O objecto e o âmbito do recurso são delimitados pelas conclusões das alegações, nos termos do disposto no artigo 635º, nº 4 do Código de Processo Civil, sem prejuízo das questões de que se possa ou deva conhecer oficiosamente, apenas estando este tribunal adstrito à apreciação das questões suscitadas que sejam relevantes para conhecimento do objecto do recurso.

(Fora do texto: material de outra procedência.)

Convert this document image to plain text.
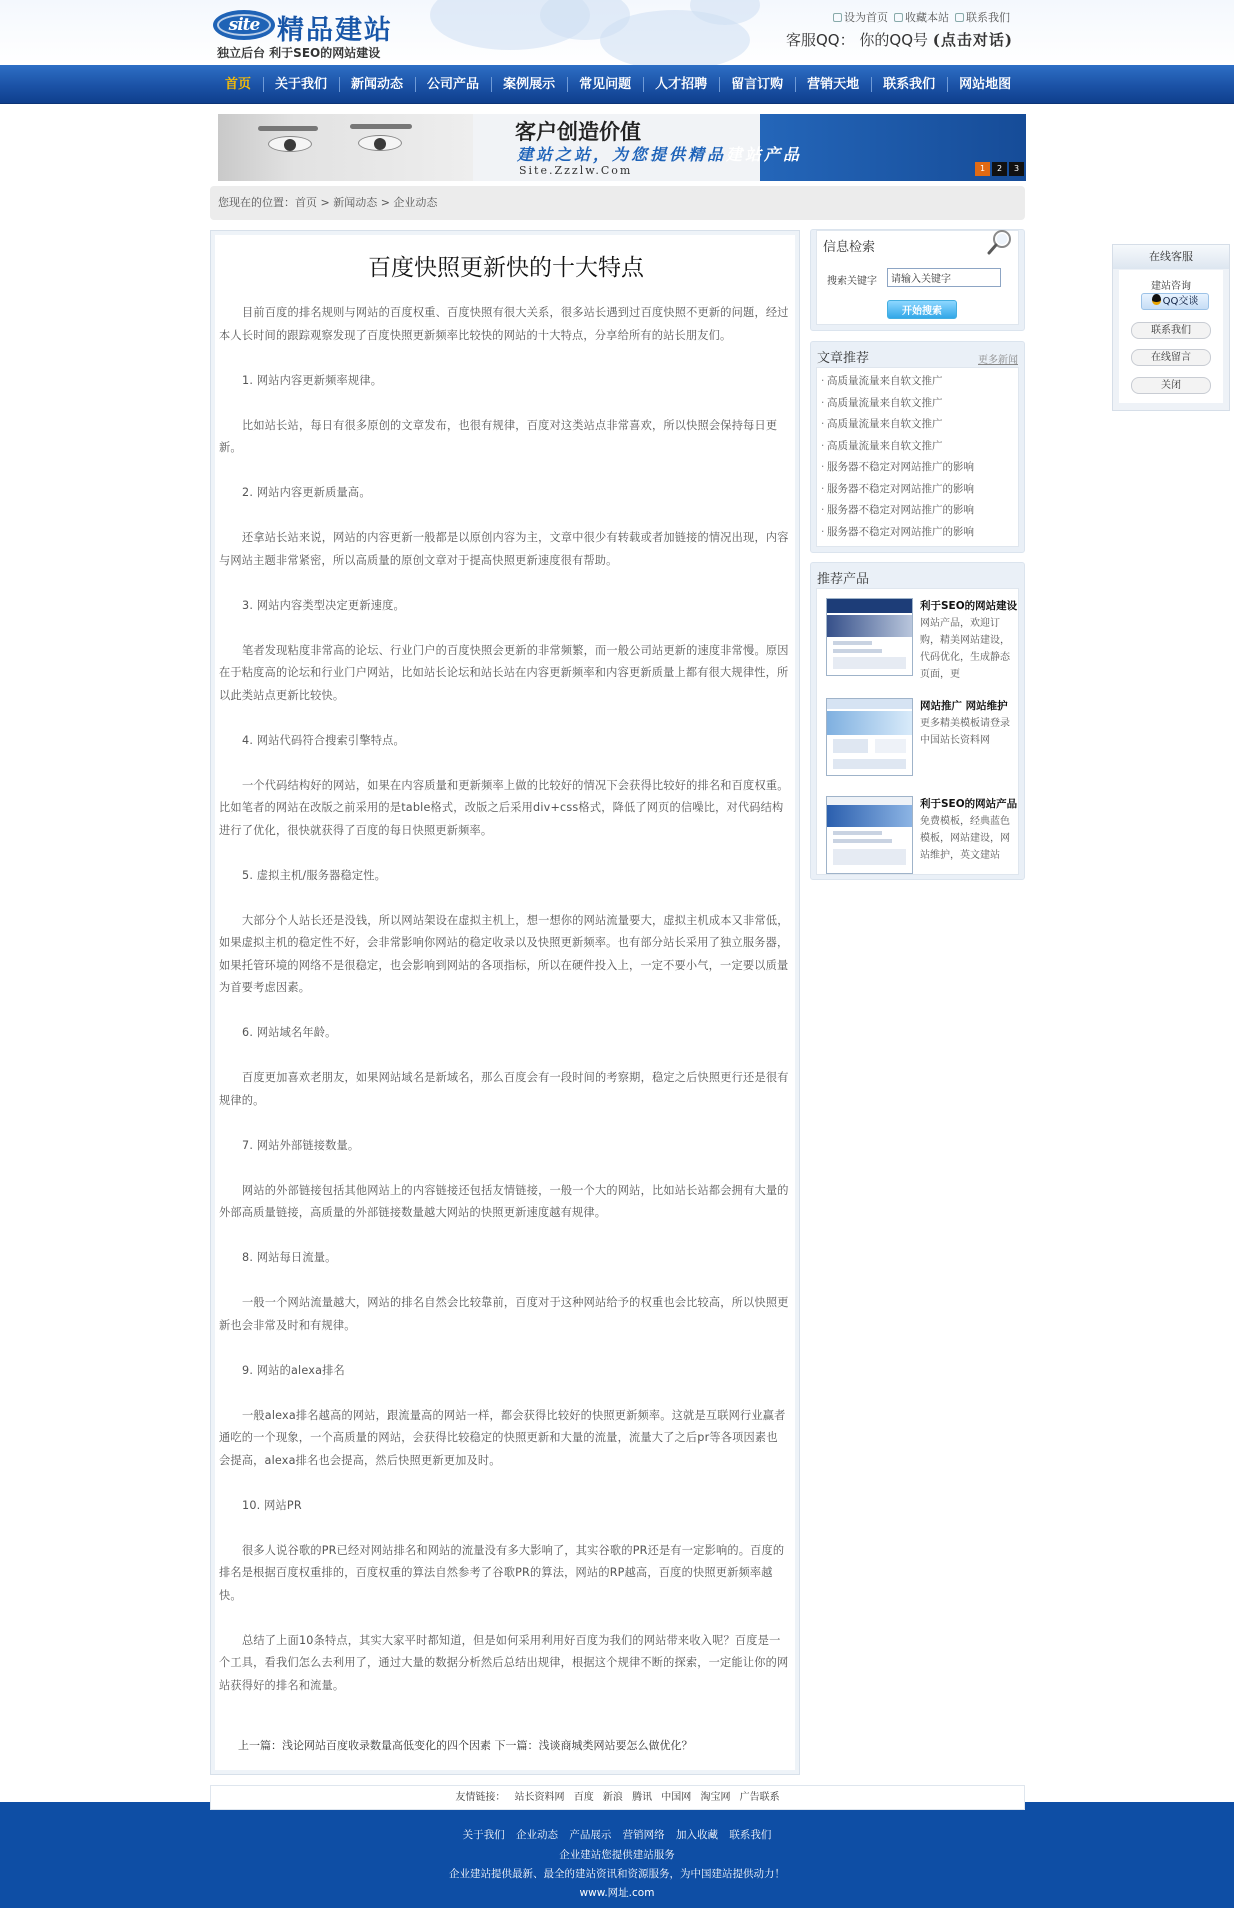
site 精品建站
独立后台 利于SEO的网站建设
设为首页 收藏本站 联系我们
客服QQ： 你的QQ号 (点击对话)
首页	关于我们	新闻动态	公司产品	案例展示	常见问题	人才招聘	留言订购	营销天地	联系我们	网站地图
客户创造价值
建站之站，为您提供精品建站产品
Site.Zzzlw.Com	1	2	3
您现在的位置：首页 > 新闻动态 > 企业动态
百度快照更新快的十大特点

目前百度的排名规则与网站的百度权重、百度快照有很大关系，很多站长遇到过百度快照不更新的问题，经过本人长时间的跟踪观察发现了百度快照更新频率比较快的网站的十大特点，分享给所有的站长朋友们。

1. 网站内容更新频率规律。

比如站长站，每日有很多原创的文章发布，也很有规律，百度对这类站点非常喜欢，所以快照会保持每日更新。

2. 网站内容更新质量高。

还拿站长站来说，网站的内容更新一般都是以原创内容为主，文章中很少有转载或者加链接的情况出现，内容与网站主题非常紧密，所以高质量的原创文章对于提高快照更新速度很有帮助。

3. 网站内容类型决定更新速度。

笔者发现粘度非常高的论坛、行业门户的百度快照会更新的非常频繁，而一般公司站更新的速度非常慢。原因在于粘度高的论坛和行业门户网站，比如站长论坛和站长站在内容更新频率和内容更新质量上都有很大规律性，所以此类站点更新比较快。

4. 网站代码符合搜索引擎特点。

一个代码结构好的网站，如果在内容质量和更新频率上做的比较好的情况下会获得比较好的排名和百度权重。比如笔者的网站在改版之前采用的是table格式，改版之后采用div+css格式，降低了网页的信噪比，对代码结构进行了优化，很快就获得了百度的每日快照更新频率。

5. 虚拟主机/服务器稳定性。

大部分个人站长还是没钱，所以网站架设在虚拟主机上，想一想你的网站流量要大，虚拟主机成本又非常低，如果虚拟主机的稳定性不好，会非常影响你网站的稳定收录以及快照更新频率。也有部分站长采用了独立服务器，如果托管环境的网络不是很稳定，也会影响到网站的各项指标，所以在硬件投入上，一定不要小气，一定要以质量为首要考虑因素。

6. 网站域名年龄。

百度更加喜欢老朋友，如果网站域名是新域名，那么百度会有一段时间的考察期，稳定之后快照更行还是很有规律的。

7. 网站外部链接数量。

网站的外部链接包括其他网站上的内容链接还包括友情链接，一般一个大的网站，比如站长站都会拥有大量的外部高质量链接，高质量的外部链接数量越大网站的快照更新速度越有规律。

8. 网站每日流量。

一般一个网站流量越大，网站的排名自然会比较靠前，百度对于这种网站给予的权重也会比较高，所以快照更新也会非常及时和有规律。

9. 网站的alexa排名

一般alexa排名越高的网站，跟流量高的网站一样，都会获得比较好的快照更新频率。这就是互联网行业赢者通吃的一个现象，一个高质量的网站，会获得比较稳定的快照更新和大量的流量，流量大了之后pr等各项因素也会提高，alexa排名也会提高，然后快照更新更加及时。

10. 网站PR

很多人说谷歌的PR已经对网站排名和网站的流量没有多大影响了，其实谷歌的PR还是有一定影响的。百度的排名是根据百度权重排的，百度权重的算法自然参考了谷歌PR的算法，网站的RP越高，百度的快照更新频率越快。

总结了上面10条特点，其实大家平时都知道，但是如何采用利用好百度为我们的网站带来收入呢？百度是一个工具，看我们怎么去利用了，通过大量的数据分析然后总结出规律，根据这个规律不断的探索，一定能让你的网站获得好的排名和流量。

上一篇：浅论网站百度收录数量高低变化的四个因素 下一篇：浅谈商城类网站要怎么做优化？
信息检索
搜索关键字
请输入关键字
开始搜索
文章推荐	更多新闻
· 高质量流量来自软文推广
· 高质量流量来自软文推广
· 高质量流量来自软文推广
· 高质量流量来自软文推广
· 服务器不稳定对网站推广的影响
· 服务器不稳定对网站推广的影响
· 服务器不稳定对网站推广的影响
· 服务器不稳定对网站推广的影响
推荐产品
利于SEO的网站建设
网站产品，欢迎订购，精美网站建设，代码优化，生成静态页面，更
网站推广 网站维护
更多精美模板请登录中国站长资料网
利于SEO的网站产品
免费模板，经典蓝色模板，网站建设，网站维护，英文建站
在线客服
建站咨询
QQ交谈
联系我们
在线留言
关闭
友情链接： 站长资料网 百度 新浪 腾讯 中国网 淘宝网 广告联系
关于我们 企业动态 产品展示 营销网络 加入收藏 联系我们
企业建站您提供建站服务
企业建站提供最新、最全的建站资讯和资源服务，为中国建站提供动力！
www.网址.com
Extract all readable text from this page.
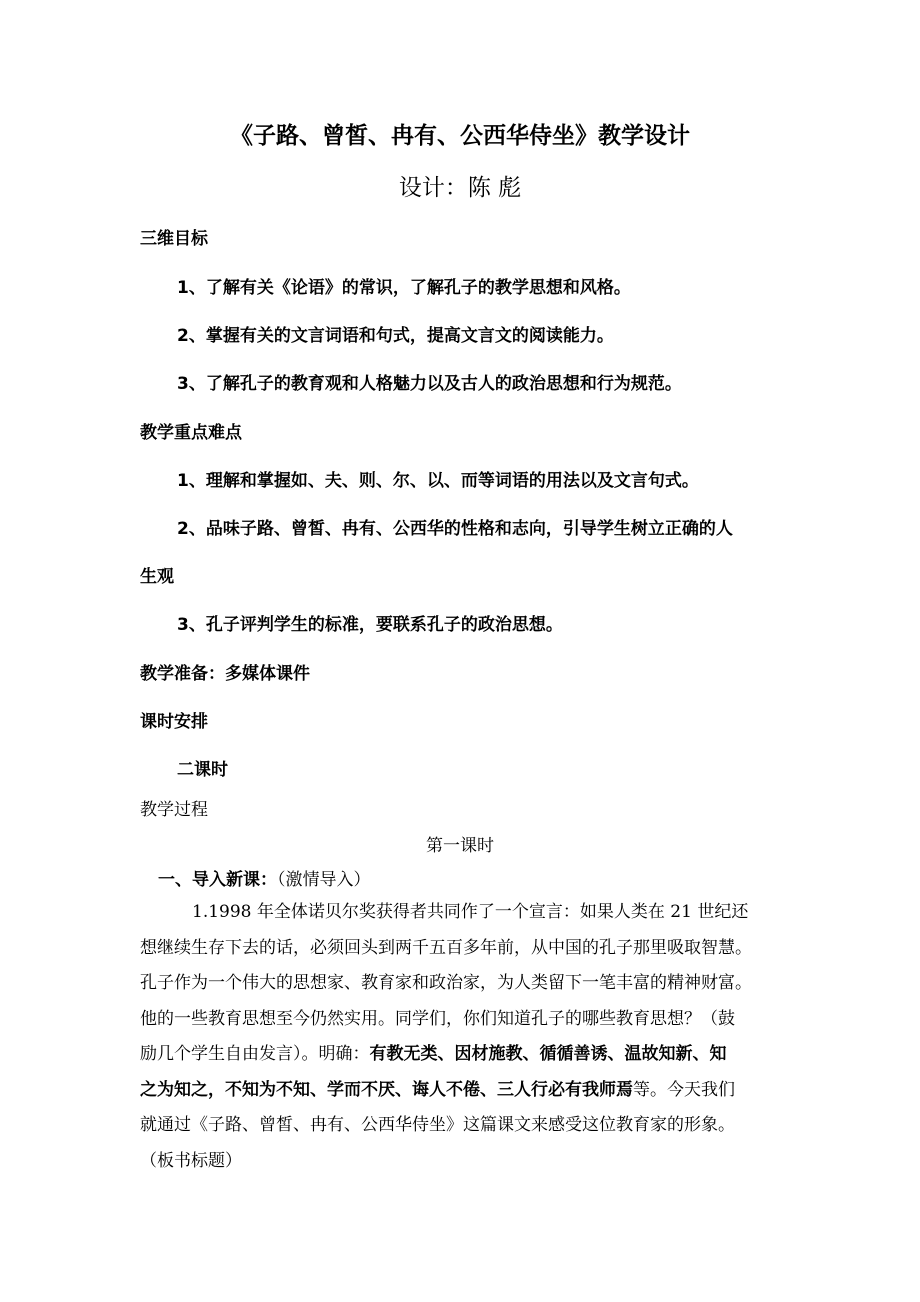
《子路、曾皙、冉有、公西华侍坐》教学设计
设计：陈 彪
三维目标
1、了解有关《论语》的常识，了解孔子的教学思想和风格。
2、掌握有关的文言词语和句式，提高文言文的阅读能力。
3、了解孔子的教育观和人格魅力以及古人的政治思想和行为规范。
教学重点难点
1、理解和掌握如、夫、则、尔、以、而等词语的用法以及文言句式。
2、品味子路、曾皙、冉有、公西华的性格和志向，引导学生树立正确的人
生观
3、孔子评判学生的标准，要联系孔子的政治思想。
教学准备：多媒体课件
课时安排
二课时
教学过程
第一课时
一、导入新课：（激情导入）
1.1998 年全体诺贝尔奖获得者共同作了一个宣言：如果人类在 21 世纪还
想继续生存下去的话，必须回头到两千五百多年前，从中国的孔子那里吸取智慧。
孔子作为一个伟大的思想家、教育家和政治家，为人类留下一笔丰富的精神财富。
他的一些教育思想至今仍然实用。同学们，你们知道孔子的哪些教育思想？（鼓
励几个学生自由发言）。明确：有教无类、因材施教、循循善诱、温故知新、知
之为知之，不知为不知、学而不厌、诲人不倦、三人行必有我师焉等。今天我们
就通过《子路、曾皙、冉有、公西华侍坐》这篇课文来感受这位教育家的形象。
（板书标题）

A limitação objetiva da atuação do Tribunal da Relação não ocorre em sede da qualificação jurídica dos factos ou relativamente a questões de conhecimento oficioso, desde que o processo contenha os elementos suficientes a tal conhecimento (conforme Artigo 5º nº 3 do C.P. Civil.) Similarmente, não pode este Tribunal conhecer de questões novas que não tenham sido anteriormente apreciadas porquanto, por natureza, os recursos destinam-se apenas a reapreciar decisões proferidas (Abrantes Geraldes, Recursos no N.C.P.C., 2017, Almedina, pág. 109).

Importa, assim, apreciar as seguintes questões:
a).- Se a decisão recorrida padece dos vícios invocados pelo apelante, por violação do disposto nos arts. 615º nº 1 c) e d), 607º nº 4, 616º b), 662º nº 2 c) e 195º nº1 do CPC, irregularidade esta que influi na decisão da causa, sendo por isso geradora de nulidade, nos termos do referido art. 195º nº1 do CPC in fine?
b).- Se a decisão recorrida viola o disposto nos arts. VIII e X da DUDH, 47º da Carta dos Direitos Fundamentais da União Europeia, 6º da Convenção Europeia dos Direitos do Homem, 8º e 20º CRP76, arts. 5º nº3, 195º nº1, 572º b), 607º nº4, 608º nº2, 615º nº 1 c) e d), 4, 616º b) e 662º nº 2 c) CPC; 7º nº1, 249º, 304º nº2, 304º-A nºs 1 e 2, 311º, 312º nº1, 312º-B nº4, 312º-E 314º nº2, 314º-D nº2, 323º e 328º CVM; 19º da Diretiva dos Mercados de Instrumentos Financeiros (DMIF); 74º do Decreto-Lei 298/92; 405º, 437º e 799º do Código Civil?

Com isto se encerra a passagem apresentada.